This package implements the DR-BART model for density regression as described in Density Regression with Bayesian Additive Regression Trees. Code was written by Jared Murray and Vittorio Orlandi and relies on code originally accompanying Pratola et. al (2013).
You can install drbart from
GitHub via:
# install.packages("devtools")
devtools::install_github('vittorioorlandi/drbart', ref = 'main')Most regression methods focus on modeling the conditional mean of a joint distribution E(y ∣ x). While this may be an appropriate summary of the joint in some cases, there are many instances where other aspects of the density – like the variance or the skew – change as a function of covariates and can reveal interesting features of the data. Density regression is a method for modeling the entire conditional density p(y ∣ x) and DR-BART is a Bayesian method for doing so via Bayesian Additive Regression Trees. The method is highly flexible, capable of estimating arbitrary functionals of the conditional densities that may be of interest, and also yields proper uncertainty quantification about those estimates.
We’ll illustrate the package functionality by mimicking one of the simulations in the paper. We’ll simulate data according to the below:
# Simulate data from a covariate dependent mixture of a normal and a log gamma
gamma_shape <- function(x) 0.5 + x ^ 2
m <- function(x) 1 + 2 * (x - 0.8)
p <- function(x) exp(-10 * (x - 0.8) ^ 2)
mu0 <- function(x) {
return(5 * exp(15 * (x - 0.5)) / (1 + exp(15 * (x - 0.5))) - 4 * x)
}
r <- function(x) {
n <- length(x)
z <- rbinom(n, 1, p(x))
return(z * rnorm(n, m(x), 0.3) +
(1 - z) * log(rgamma(n, gamma_shape(x), 1)) + mu0(x))
}
n <- 1000
x <- runif(n)
y <- r(x)We can fit a model to estimate p(y ∣ x) by calling the drbart()

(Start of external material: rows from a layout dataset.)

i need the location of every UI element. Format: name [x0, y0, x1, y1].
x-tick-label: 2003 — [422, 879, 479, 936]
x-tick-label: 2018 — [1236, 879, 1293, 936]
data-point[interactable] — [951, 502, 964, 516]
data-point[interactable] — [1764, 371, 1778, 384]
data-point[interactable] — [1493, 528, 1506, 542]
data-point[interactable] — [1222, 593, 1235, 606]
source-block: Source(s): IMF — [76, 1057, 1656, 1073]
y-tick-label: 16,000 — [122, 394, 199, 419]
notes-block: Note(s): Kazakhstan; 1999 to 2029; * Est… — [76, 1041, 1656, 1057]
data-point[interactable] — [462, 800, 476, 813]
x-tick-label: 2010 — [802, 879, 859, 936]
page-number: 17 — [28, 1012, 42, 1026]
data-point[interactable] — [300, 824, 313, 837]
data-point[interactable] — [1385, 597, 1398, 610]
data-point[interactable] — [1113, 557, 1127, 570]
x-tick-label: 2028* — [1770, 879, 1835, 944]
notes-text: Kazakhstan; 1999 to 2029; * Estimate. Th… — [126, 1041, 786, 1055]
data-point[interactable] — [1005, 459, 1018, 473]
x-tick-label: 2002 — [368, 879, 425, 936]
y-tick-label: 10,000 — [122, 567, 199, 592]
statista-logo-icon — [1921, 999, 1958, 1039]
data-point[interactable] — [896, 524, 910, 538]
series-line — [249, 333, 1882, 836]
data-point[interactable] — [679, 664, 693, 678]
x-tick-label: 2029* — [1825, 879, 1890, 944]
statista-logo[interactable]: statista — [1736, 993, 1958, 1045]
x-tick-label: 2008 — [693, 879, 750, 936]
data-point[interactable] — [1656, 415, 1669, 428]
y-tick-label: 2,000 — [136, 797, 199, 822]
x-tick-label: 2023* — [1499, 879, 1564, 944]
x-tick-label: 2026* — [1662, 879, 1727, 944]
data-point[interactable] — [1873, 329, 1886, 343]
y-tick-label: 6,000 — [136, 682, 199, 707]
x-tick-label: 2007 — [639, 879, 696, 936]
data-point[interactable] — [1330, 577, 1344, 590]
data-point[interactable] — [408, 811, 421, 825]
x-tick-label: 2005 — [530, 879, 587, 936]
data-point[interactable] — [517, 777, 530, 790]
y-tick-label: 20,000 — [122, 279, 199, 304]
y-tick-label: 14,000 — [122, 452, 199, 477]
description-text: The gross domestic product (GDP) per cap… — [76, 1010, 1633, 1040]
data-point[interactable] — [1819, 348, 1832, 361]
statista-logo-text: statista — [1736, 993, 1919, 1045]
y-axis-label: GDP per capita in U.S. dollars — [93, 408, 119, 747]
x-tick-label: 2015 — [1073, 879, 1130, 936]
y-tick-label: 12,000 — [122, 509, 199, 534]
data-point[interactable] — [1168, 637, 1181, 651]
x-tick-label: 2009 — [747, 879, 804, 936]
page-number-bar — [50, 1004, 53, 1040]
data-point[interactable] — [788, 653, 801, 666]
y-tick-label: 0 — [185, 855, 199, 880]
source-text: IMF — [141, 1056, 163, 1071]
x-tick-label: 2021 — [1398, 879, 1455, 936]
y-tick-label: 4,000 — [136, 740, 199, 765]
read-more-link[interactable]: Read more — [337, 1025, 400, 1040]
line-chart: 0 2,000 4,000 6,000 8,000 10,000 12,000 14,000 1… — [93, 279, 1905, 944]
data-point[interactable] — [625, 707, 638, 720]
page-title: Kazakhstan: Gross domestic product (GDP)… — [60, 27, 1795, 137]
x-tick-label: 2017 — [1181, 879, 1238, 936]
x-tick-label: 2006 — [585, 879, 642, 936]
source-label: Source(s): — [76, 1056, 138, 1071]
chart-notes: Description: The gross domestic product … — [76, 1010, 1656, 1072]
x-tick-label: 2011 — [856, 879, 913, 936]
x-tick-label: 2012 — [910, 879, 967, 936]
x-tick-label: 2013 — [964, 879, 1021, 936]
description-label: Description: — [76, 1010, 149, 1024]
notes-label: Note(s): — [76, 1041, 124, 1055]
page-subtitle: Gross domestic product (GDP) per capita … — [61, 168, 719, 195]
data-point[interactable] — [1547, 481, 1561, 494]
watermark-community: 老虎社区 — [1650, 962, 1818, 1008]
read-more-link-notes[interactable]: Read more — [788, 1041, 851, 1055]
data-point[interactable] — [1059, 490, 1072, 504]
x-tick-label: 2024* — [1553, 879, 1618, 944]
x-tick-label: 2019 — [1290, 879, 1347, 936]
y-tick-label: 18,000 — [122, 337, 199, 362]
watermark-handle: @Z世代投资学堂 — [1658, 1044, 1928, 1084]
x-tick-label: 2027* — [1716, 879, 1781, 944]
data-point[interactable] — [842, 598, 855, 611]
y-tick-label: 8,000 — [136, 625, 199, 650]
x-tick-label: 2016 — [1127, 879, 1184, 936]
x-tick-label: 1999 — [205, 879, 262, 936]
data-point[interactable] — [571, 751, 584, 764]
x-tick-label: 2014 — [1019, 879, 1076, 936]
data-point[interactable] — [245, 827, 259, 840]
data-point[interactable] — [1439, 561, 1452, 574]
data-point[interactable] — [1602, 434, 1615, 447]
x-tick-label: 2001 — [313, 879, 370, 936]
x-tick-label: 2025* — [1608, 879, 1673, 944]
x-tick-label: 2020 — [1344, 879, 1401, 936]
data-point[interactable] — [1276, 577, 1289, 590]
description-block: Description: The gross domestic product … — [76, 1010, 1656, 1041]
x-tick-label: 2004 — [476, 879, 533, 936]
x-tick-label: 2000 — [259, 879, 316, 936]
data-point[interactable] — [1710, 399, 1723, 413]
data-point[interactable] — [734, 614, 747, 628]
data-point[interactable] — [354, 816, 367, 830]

function. Below, we call the function with default parameters, though
sampling details, prior parameters, and other aspects of the model can
also be user-specified.
library(drbart)
fit <- drbart(y, x)Given the fitted model, we can estimate the conditional densities we’re
interested in via the predict.drbart() method:
xpred <- matrix(c(0.1, 0.5, 0.8), ncol = 1)
ygrid <- seq(-12, 5, length.out = 500)
preds <- predict(fit, xpred, ygrid)In this case, we’re estimating p(y ∣ x = 0.1),
p(y ∣ x = 0.5), and p(y ∣ x = 0.8) and the argument ygrid
specifies the values at which the conditional densities are to be
evaluated. The predict() method returns an object of class
predict.drbart, which is a list that includes information about the
conditional densities in its $preds slot. In this case, the
predictions take the form of an array with dimensions 3 (conditional
densities) x 500 (evaluation points) x 5000 (posterior samples). Via the
type argument, predict.drbart() can also be used to return
conditional distribution functions, quantiles, and means.
Lastly, the plot.predict.drbart() method plots the estimated
conditional densities:
plot(preds)
We see that
though the mean E(y ∣ x) does change as a function of x, it
alone is an insufficient descriptor of the impact of x on the response
y. DR-BART additionally reveals that with increasing x, the
conditional density becomes more sharply peaked and less skewed.